Total U.S. Rig Count Increases: The count of rigs engaged in the exploration and production of oil and natural gas in the United States was 782 for the week ended Nov 18. The figure is higher thanthe prior week’s count of 779. Thus, the tally increased in five of the prior six weeks. The current national rig count is higher than the year-ago level of 563.
The onshore rigs in the week ended Nov 18 totaled 762, higher than the prior-week count of 758. In offshore resources, 17 rigs were operating, in line with the prior-week count.
U.S. Oil Rig Count Rises: Oil rig count was 623 for the week ended Nov 18, higher than the prior week’s figure of 622. The current number of oil rigs — far from the peak of 1,609 attained in October 2014 — is up from the year-ago figure of 461.
U.S. Natural Gas Rig Count Increases: Natural gas rig count of 157 was higher than the prior-week figure of 155. The count of rigs exploring the commodity is higher than the prior-year week’s tally of 102. Per the latest report, the number of natural gas-directed rigs is 90.2% lower than the all-time high of 1,606 recorded in 2008.
Rig Count by Type: The number of vertical drilling rigs totaled 23 units, higher than the prior-week count of 22. The horizontal/directional rig count (encompassing new drilling technology with the ability to drill and extract gas from dense rock formations, also known as shale formations) of 759 is higher than the prior-week level of 757.
Gulf of Mexico (GoM) Rig Count Flat: GoM rig count was 16 units, all oil-directed. The count was flat with the prior-week number.
Rig Count in the Most Prolific Basin
Permian — the most prolific basin in the United States — recorded a weekly oil rig tally of 345, lower than the prior week's count of 347. However, the tally increased in six of the prior 10 weeks.
The West Texas Intermediate crude price is trading at more than the $80-per-barrel mark, which is still extremely favorable for exploration and production activities. Solid oil prices will likely pave the way for further rig additions despite a slowdown in drilling activities, as upstream players mainly focus on stockholder returns rather than boosting output.
Investors may keep a close eye on energy stocks like EOG Resources EOG and Continental Resources, Inc.
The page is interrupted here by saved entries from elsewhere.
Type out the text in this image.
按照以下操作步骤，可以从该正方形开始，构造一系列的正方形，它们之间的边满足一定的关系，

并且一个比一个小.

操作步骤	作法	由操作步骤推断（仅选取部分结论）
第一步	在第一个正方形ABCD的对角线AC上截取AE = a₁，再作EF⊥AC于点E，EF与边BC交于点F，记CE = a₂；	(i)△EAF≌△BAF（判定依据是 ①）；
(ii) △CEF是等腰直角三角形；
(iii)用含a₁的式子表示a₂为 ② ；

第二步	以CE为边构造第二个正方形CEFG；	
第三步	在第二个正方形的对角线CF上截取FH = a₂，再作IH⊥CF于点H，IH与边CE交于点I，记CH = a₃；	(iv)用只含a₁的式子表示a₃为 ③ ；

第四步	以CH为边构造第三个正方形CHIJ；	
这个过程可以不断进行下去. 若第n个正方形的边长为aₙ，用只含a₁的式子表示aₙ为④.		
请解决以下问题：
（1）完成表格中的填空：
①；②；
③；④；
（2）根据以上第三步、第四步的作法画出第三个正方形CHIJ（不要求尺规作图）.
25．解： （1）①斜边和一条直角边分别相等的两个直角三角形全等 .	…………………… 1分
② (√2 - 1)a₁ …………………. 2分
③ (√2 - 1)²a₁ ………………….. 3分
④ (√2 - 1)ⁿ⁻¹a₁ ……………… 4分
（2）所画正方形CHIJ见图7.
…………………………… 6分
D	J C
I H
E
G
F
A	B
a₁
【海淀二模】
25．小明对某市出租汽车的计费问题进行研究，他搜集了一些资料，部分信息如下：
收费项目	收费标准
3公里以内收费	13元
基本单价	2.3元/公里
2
CLR, as these companies are expected to benefit from the current healthy oil price scenario.
EOG Resources, a leading oil and natural gas exploration and production company currently carrying a Zacks Rank #3 (Hold), is well-placed to capitalize on the promising business scenario. It has an estimated 11,500 net undrilled premium locations, resulting in a brightened production outlook. You can see the complete list of today’s Zacks #1 Rank (Strong Buy) stocks here.
EOG Resources is strongly committed to returning capital to shareholders. Since it transitioned to premium drilling, the company has returned $10.4 billion in cash to stockholders. With the employment of premium drilling, EOG will be able to reduce its cash operating costs per barrel of oil equivalent, thereby aiding its bottom line.
Continental Resources is also a leading upstream energy company with proven reserves in North Dakota and Oklahoma. Its oil inventories are among the best in the industry.
Headquartered in Oklahoma City, Continental Resources is likely to witness earnings growth of roughly 141% in 2022. The Zacks Rank #3 firm has gained 50% in the past year, outpacing the 35.7% rise of the composite stocks belonging to the industry.